Alloh menyeru (manusia) ke Darussalam
(surga), dan menunjuki orang yang dikehendaki-Nya kepada jalan yang
lurus (Islam). Bagi orang-orang yang berbuat baik, ada “pahala yang
baik” (surga) dan “tambahannya”. Dan muka mereka tidak ditutupi debu
hitam dan tidak (pula) kehinaan. Mereka itulah penghuni surga, mereka
kekal di dalamnya. (Yunus: 25-26)
Menurut Ibnu Qoyyim,
yang dimaksud dengan kata al-husna di ayat itu adalah al-jannah (surga),
sedangkan yang dimaksud dengan az-ziyadah (tambahan) adalah memandang
wajah Alloh Yang Mulia.
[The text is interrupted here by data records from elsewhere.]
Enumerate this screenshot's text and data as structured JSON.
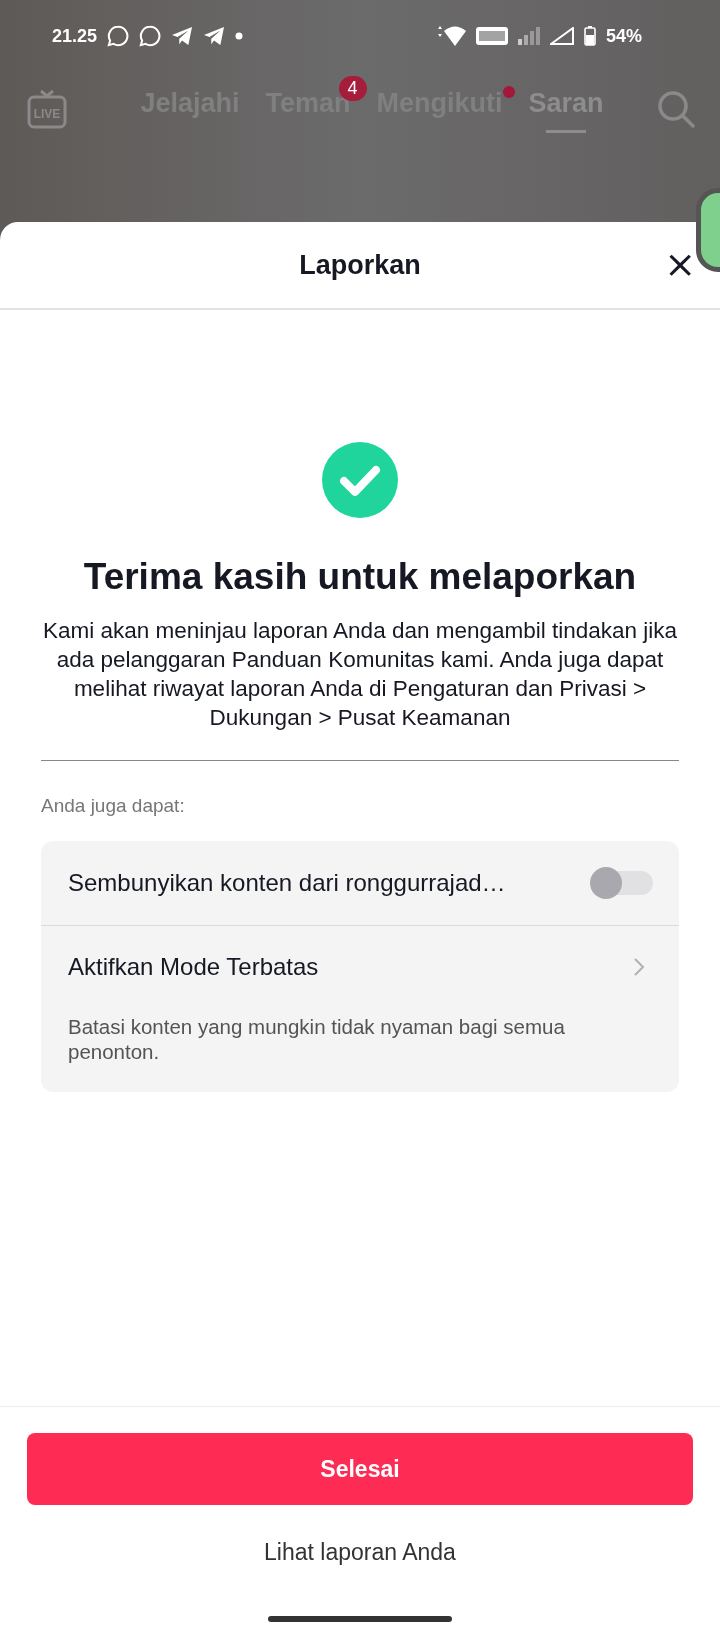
{
  "status_bar": {
    "time": "21.25",
    "battery": "54%"
  },
  "top_nav": {
    "live_label": "LIVE",
    "tabs": [
      {
        "label": "Jelajahi",
        "selected": false
      },
      {
        "label": "Teman",
        "selected": false,
        "badge": "4"
      },
      {
        "label": "Mengikuti",
        "selected": false,
        "dot": true
      },
      {
        "label": "Saran",
        "selected": true
      }
    ]
  },
  "sheet": {
    "title": "Laporkan",
    "close": "×",
    "heading": "Terima kasih untuk melaporkan",
    "message": "Kami akan meninjau laporan Anda dan mengambil tindakan jika ada pelanggaran Panduan Komunitas kami. Anda juga dapat melihat riwayat laporan Anda di Pengaturan dan Privasi > Dukungan > Pusat Keamanan",
    "section_label": "Anda juga dapat:",
    "options": [
      {
        "kind": "toggle",
        "label": "Sembunyikan konten dari ronggurrajad…",
        "on": false
      },
      {
        "kind": "link",
        "label": "Aktifkan Mode Terbatas",
        "description": "Batasi konten yang mungkin tidak nyaman bagi semua penonton."
      }
    ],
    "primary_button": "Selesai",
    "secondary_link": "Lihat laporan Anda"
  }
}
Ini adalah tafsir Rosululloh Sholalloohu ‘alaihi
wa Salam atas ayat itu dalam hadits yang diriwayatkan oleh Muslim dalam
Shohih-nya.
Rosululloh Sholalloohu ‘alaihi wa Salam membaca ayat
lilladzina ahsanu al-husna wa ziyadah, lalu bersabda, “Jika ahli surga
sudah masuk ke dalam surga, demikian juga ahli neraka sudah masuk ke
dalam neraka, maka ada seorang malaikat yang menyeru: Wahai ahli surga,
sesungguhnya kalian telah dijanjikan di sisi Alloh, maka sekarang Alloh
hendak menunaikan janji itu kepada kalian.
Mereka berkata: apakah
janji itu? Bukankah Dia telah membuat berat timbangan kebaikan kami dan
telah membuat putih (cerah) wajah kami, serta telah memasukkan kami ke
dalam surga dan mengeluarkan kami dari neraka? Akhirnya, tabir pun
dibuka lalu mereka bisa melihat kepada-Nya. Sungguh tidak ada sesuatu
yang telah Dia berikan kepada ahli surga yang lebih mereka cintai
daripada melihat kepada-Nya. Itulah yang dimaksud dengan az-ziyadah.”
Ali
bin Abi Thalib rodhialloohu ‘anhu dan Anas bin Malik berkata, “Yang
dimaksud adalah melihat Wajah Alloh Subhaanahu wa Ta’ala.” saat
menafsirkan ayat lahum maa yasyaa-una fiihaa wa ladainaa maziid, mereka
di dalamnya memperoleh apa yang mereka kehendaki; dan pada sisi kami ada
tambahannya. (Qaf: 35).
Wajah-wajah (orang-orang mukmin) pada hari itu berseri-seri. Mereka melihat kepada Robb-Nya. (Al-Qiyamah: 22-23)
Ayat
ini menegaskan dengan gamblang bahwa Alloh akan dilihat dengan mata
kepala secara langsung pada hari kiamat nanti. Tentang hal ini banyak
hadits berderajat mutawatir.
Hadits Abu Hurairah rodhialloohu
‘anhu dan Abu Sa’id dalam Shohihain menceritakan bahwa para sahabat
bertanya, “Ya Rosululloh, apakah kita akan melihat Rabb kita pada hari
kiamat?” Rosululloh Sholalloohu ‘alaihi wa Salam menjawab, “Apakah
kalian mendapatkan kesulitan melihat bulan pada saat purnama?” Mereka
menjawab, “Tidak, ya Rosululloh.” Beliau Sholalloohu ‘alaihi wa Salam
bertanya lagi, “Apakah kalian mendapatkan kesulitan melihat matahari
pada saat tidak ada awan?” Mereka menjawab, “Tidak.” Beliau Sholalloohu
‘alaihi wa Salam kemudian bersabda, “Seperti itu juga kalian melihat
Robb kalian.”
Anas bin Malik berkata, “Manusia akan melihat Alloh pada hari kiamat nanti dengan mata kepala mereka.”
Karena
melihat Alloh Subhaanahu wa Ta’ala adalah suatu bentuk kenikmatan yang
diidam-idamkan banyak manusia, maka sudah barang tentu hanya manusia
tertentu yang mendapat kenikmatan tersebut sebagai ganjaran dari amal
sholih mereka selama hidup didunia. Dan sudah barang tentu tidak atau
belum bisa didapatkan oleh mereka-mereka yang menjadi ahli (penduduk)
neraka.
Sekali-kali tidak (demikian), sebenarnya apa yang
selalu mereka usahakan itu menutup hati mereka. Sekali-kali tidak,
sesungguhnya mereka pada hari itu benar-benar terhalang dari (melihat)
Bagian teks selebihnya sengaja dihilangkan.